Created by: Megan Campisi, Kevin Lapin, Caroline Reck, Elisa Matula and Adrian Gillot. Original music by Thomas Merlan.

The Production
Brementown an adaptation of Grimm’s Bremen-Town Musicians was originally produced in France for the Avignon Festival by the company Sous un autre Angle and received awards from both the ADAMI and ALFA organizations.

Brementown is an adult and children’s paradise (for ages 7 to 77) which combines the magic of fairytales with the dynamic synergy of sound, shadow and object puppetry.

The story starts with a normal living room where the everyday objects we know so well transform into the characters of the story: a bellows becomes the head of an out-of-breath and aging donkey and the old tomes from the library shelf create a tall-tale-telling rooster literally filled with stories… The wonder and magic of the performance style will please the young while the deeper human themes  will engage the more mature. Brementown leaves text behind and lets the virtuosity of the puppets tell the story for themselves, creating a true theater experience.

The Story
In Brementown the magic and metaphors of the original Grimm’s fairytale are just the beginning. The classic themes of the original story, getting old and the value of idealism find new relevance in the trials of our endearing hero: an arthritic donkey -who loves and trusts his owner- but who is too old to earn his keep. When he catches wind that he’s outlived his usefulness he takes to the road to avoid ending up in an Alpo can. He’s soon joined by a septuagenarian cat who would prefer a nice pension and some sleep to chasing mice and the trio is completed by a fearful rooster who can read his fate in the cookbooks that compose his own body.

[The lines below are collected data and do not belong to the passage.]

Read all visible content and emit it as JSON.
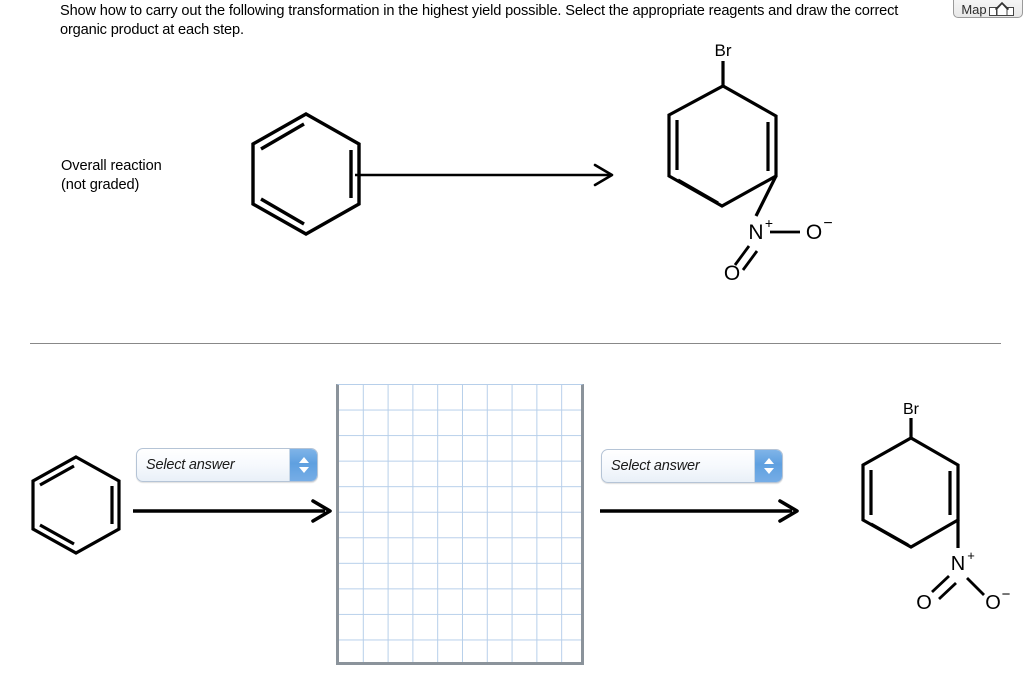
{
  "prompt": {
    "line1": "Show how to carry out the following transformation in the highest yield possible. Select the appropriate",
    "line2": "reagents and draw the correct organic product at each step."
  },
  "map_button": {
    "label": "Map",
    "icon": "house-map-icon"
  },
  "overall_reaction": {
    "label_line1": "Overall reaction",
    "label_line2": "(not graded)",
    "reactant": {
      "name": "benzene",
      "structure": "kekule-hexagon"
    },
    "product": {
      "name": "1-bromo-3-nitrobenzene",
      "labels": {
        "bromine": "Br",
        "nitrogen": "N",
        "nitrogen_charge": "+",
        "oxygen_single": "O",
        "oxygen_charge": "−",
        "oxygen_double": "O"
      }
    }
  },
  "steps": {
    "step1": {
      "select": {
        "value": "Select answer",
        "spinner_up": "up-triangle",
        "spinner_down": "down-triangle"
      },
      "reactant": {
        "name": "benzene",
        "structure": "kekule-hexagon"
      }
    },
    "step2": {
      "select": {
        "value": "Select answer",
        "spinner_up": "up-triangle",
        "spinner_down": "down-triangle"
      },
      "product": {
        "name": "1-bromo-3-nitrobenzene",
        "labels": {
          "bromine": "Br",
          "nitrogen": "N",
          "nitrogen_charge": "+",
          "oxygen_double": "O",
          "oxygen_single": "O",
          "oxygen_charge": "−"
        }
      }
    },
    "drawing_area": {
      "name": "molecule-drawing-canvas",
      "columns": 10,
      "rows": 11
    }
  },
  "colors": {
    "grid_line": "#b7cfea",
    "grid_border": "#8b939b",
    "select_accent": "#5fa0e0",
    "divider": "#888888",
    "bond": "#000000"
  }
}
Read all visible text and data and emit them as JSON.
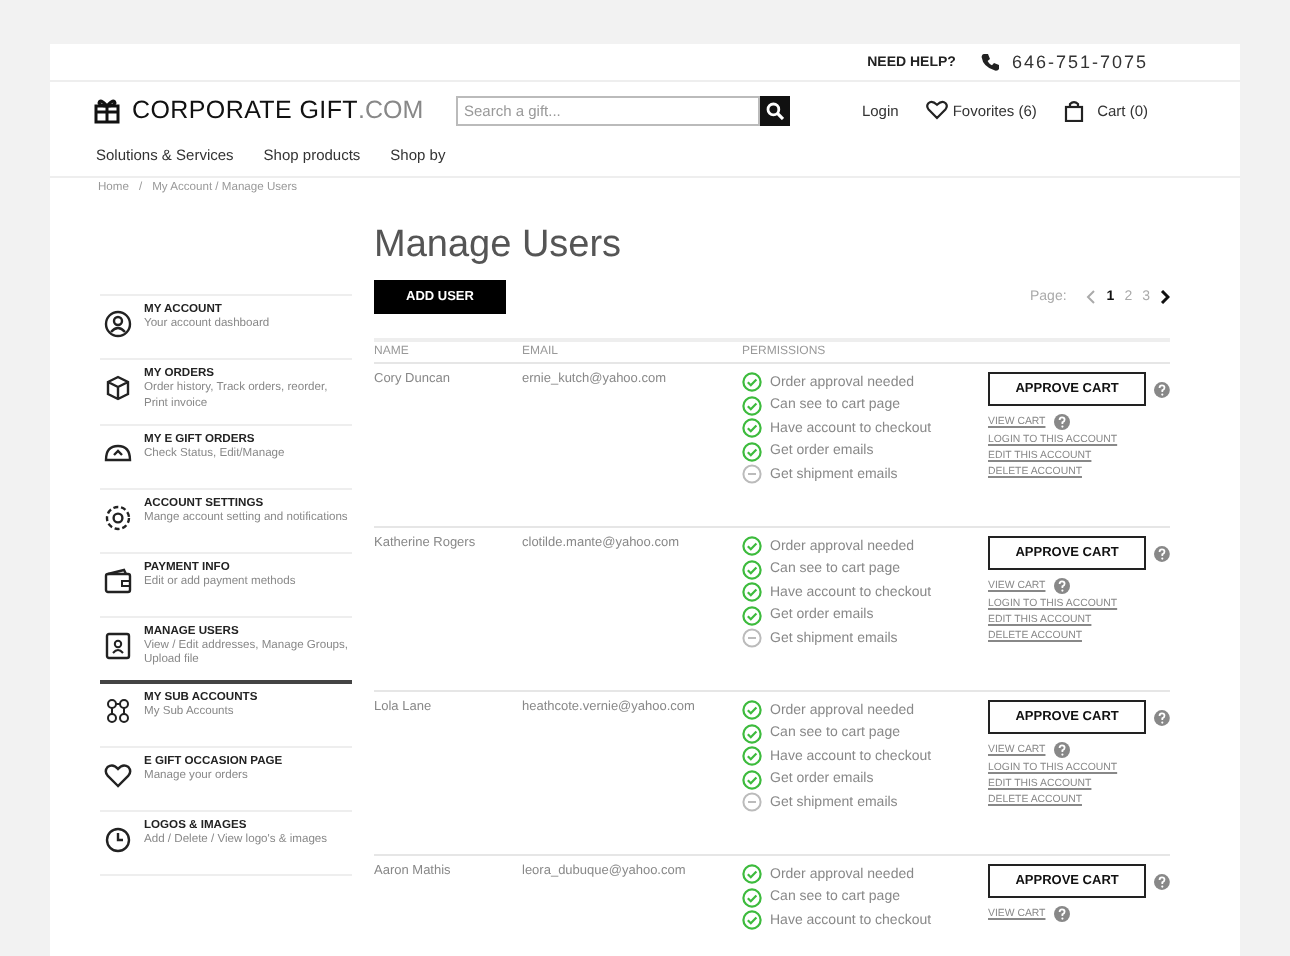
{
  "top_bar": {
    "help": "NEED HELP?",
    "phone": "646-751-7075"
  },
  "header": {
    "logo_main": "CORPORATE GIFT",
    "logo_suffix": ".COM",
    "search": {
      "placeholder": "Search a gift..."
    },
    "login": "Login",
    "favorites": "Fovorites (6)",
    "cart": "Cart (0)"
  },
  "nav": [
    "Solutions & Services",
    "Shop products",
    "Shop by"
  ],
  "breadcrumb": {
    "separator": "/",
    "items": [
      "Home",
      "My Account / Manage Users"
    ]
  },
  "sidebar": {
    "items": [
      {
        "title": "MY ACCOUNT",
        "subtitle": "Your account dashboard",
        "selected": false
      },
      {
        "title": "MY ORDERS",
        "subtitle": "Order history, Track orders, reorder, Print invoice",
        "selected": false
      },
      {
        "title": "MY E GIFT ORDERS",
        "subtitle": "Check Status, Edit/Manage",
        "selected": false
      },
      {
        "title": "ACCOUNT SETTINGS",
        "subtitle": "Mange account setting and notifications",
        "selected": false
      },
      {
        "title": "PAYMENT INFO",
        "subtitle": "Edit or add payment methods",
        "selected": false
      },
      {
        "title": "MANAGE USERS",
        "subtitle": "View / Edit addresses, Manage Groups, Upload file",
        "selected": true
      },
      {
        "title": "MY SUB ACCOUNTS",
        "subtitle": "My Sub Accounts",
        "selected": false
      },
      {
        "title": "E GIFT OCCASION PAGE",
        "subtitle": "Manage your orders",
        "selected": false
      },
      {
        "title": "LOGOS & IMAGES",
        "subtitle": "Add / Delete / View logo's & images",
        "selected": false
      }
    ]
  },
  "page_title": "Manage Users",
  "add_button": "ADD USER",
  "pagination": {
    "label": "Page:",
    "pages": [
      {
        "label": "1",
        "selected": true
      },
      {
        "label": "2",
        "selected": false
      },
      {
        "label": "3",
        "selected": false
      }
    ]
  },
  "table": {
    "columns": [
      "NAME",
      "EMAIL",
      "PERMISSIONS"
    ],
    "rows": [
      {
        "name": "Cory Duncan",
        "email": "ernie_kutch@yahoo.com",
        "permissions": [
          {
            "label": "Order approval needed",
            "enabled": true
          },
          {
            "label": "Can see to cart page",
            "enabled": true
          },
          {
            "label": "Have account to checkout",
            "enabled": true
          },
          {
            "label": "Get order emails",
            "enabled": true
          },
          {
            "label": "Get shipment emails",
            "enabled": false
          }
        ],
        "button": "APPROVE CART",
        "links": [
          "VIEW CART",
          "LOGIN TO THIS ACCOUNT",
          "EDIT THIS ACCOUNT",
          "DELETE ACCOUNT"
        ]
      },
      {
        "name": "Katherine Rogers",
        "email": "clotilde.mante@yahoo.com",
        "permissions": [
          {
            "label": "Order approval needed",
            "enabled": true
          },
          {
            "label": "Can see to cart page",
            "enabled": true
          },
          {
            "label": "Have account to checkout",
            "enabled": true
          },
          {
            "label": "Get order emails",
            "enabled": true
          },
          {
            "label": "Get shipment emails",
            "enabled": false
          }
        ],
        "button": "APPROVE CART",
        "links": [
          "VIEW CART",
          "LOGIN TO THIS ACCOUNT",
          "EDIT THIS ACCOUNT",
          "DELETE ACCOUNT"
        ]
      },
      {
        "name": "Lola Lane",
        "email": "heathcote.vernie@yahoo.com",
        "permissions": [
          {
            "label": "Order approval needed",
            "enabled": true
          },
          {
            "label": "Can see to cart page",
            "enabled": true
          },
          {
            "label": "Have account to checkout",
            "enabled": true
          },
          {
            "label": "Get order emails",
            "enabled": true
          },
          {
            "label": "Get shipment emails",
            "enabled": false
          }
        ],
        "button": "APPROVE CART",
        "links": [
          "VIEW CART",
          "LOGIN TO THIS ACCOUNT",
          "EDIT THIS ACCOUNT",
          "DELETE ACCOUNT"
        ]
      },
      {
        "name": "Aaron Mathis",
        "email": "leora_dubuque@yahoo.com",
        "permissions": [
          {
            "label": "Order approval needed",
            "enabled": true
          },
          {
            "label": "Can see to cart page",
            "enabled": true
          },
          {
            "label": "Have account to checkout",
            "enabled": true
          }
        ],
        "button": "APPROVE CART",
        "links": [
          "VIEW CART"
        ]
      }
    ]
  }
}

With this ominous beginning, the cast of innocent-but-aged hopefuls embark on the dark road to Brementown. But don’t worry, they’ve got a plan: they’re forming a band and are sure that fame and fortune await them as musicians in the big city.

When the brothers Grimm collected oral tales and set them down in print, they simplified the stories and recast them into morality tales to meet their didactic ends. Bremen-Town Musicians retained more the character of the original oral tales: the story doesn’t have a prescriptive- moral framework that serves as a reference point for the characters and their actions. There is no young Jack learning the ways of the world or Little Red Riding Hood getting a lesson in obeying her elders. Our protagonists aren’t young. They do undergo trials and they do win the day, but it is in spite of themselves. So what is the lesson? With our production it’s not about what happens if you’re good or bad, but how to negotiate morally ambiguous lives –an inquiry with modern relevance.

Found-object Puppetry
The original story, like most fairytales, works with layers of meaning. The performance style therefore needed to reflect this, and object-puppetry does just that. Since the puppets are everyday items that we know and relate to, they are loaded with associations and cultural significance. The object chosen for a given character thus informs how we see that character: a cat made from a woman’s handbag and all its contents will evoke at times the panacea of mom’s purse, and then the vanity and mask of make-up and still later a woman’s intimacy and secrets.

Object puppetry takes the audience beyond the mundane through the mundane. On so many levels it is engaging. The constellation of objects that create each character are not physically held together like traditional marionettes: there is negative space between body parts. The audience instinctively fills in the gaps thus provoking the imagination and allowing the audience to participate in the creation of each character. In the same way, we tell the story, less in words than in action, image and sound. The audience is once again invited to take part, putting the images together and unfolding the story for themselves.

Puppets often require more than one puppeteer to manipulate them. Creating character movements that are fluid and natural is a question of group precision, coordination and collective intuition. Also, the relation between performer and audience adds another layer of energy. Present at all times alongside the puppet, the puppeteer is completely visible, and yet not the focus. Performing becomes an exploration of the shadowy space between object and character, actor and audience, creating a new relationship, mediated by puppets.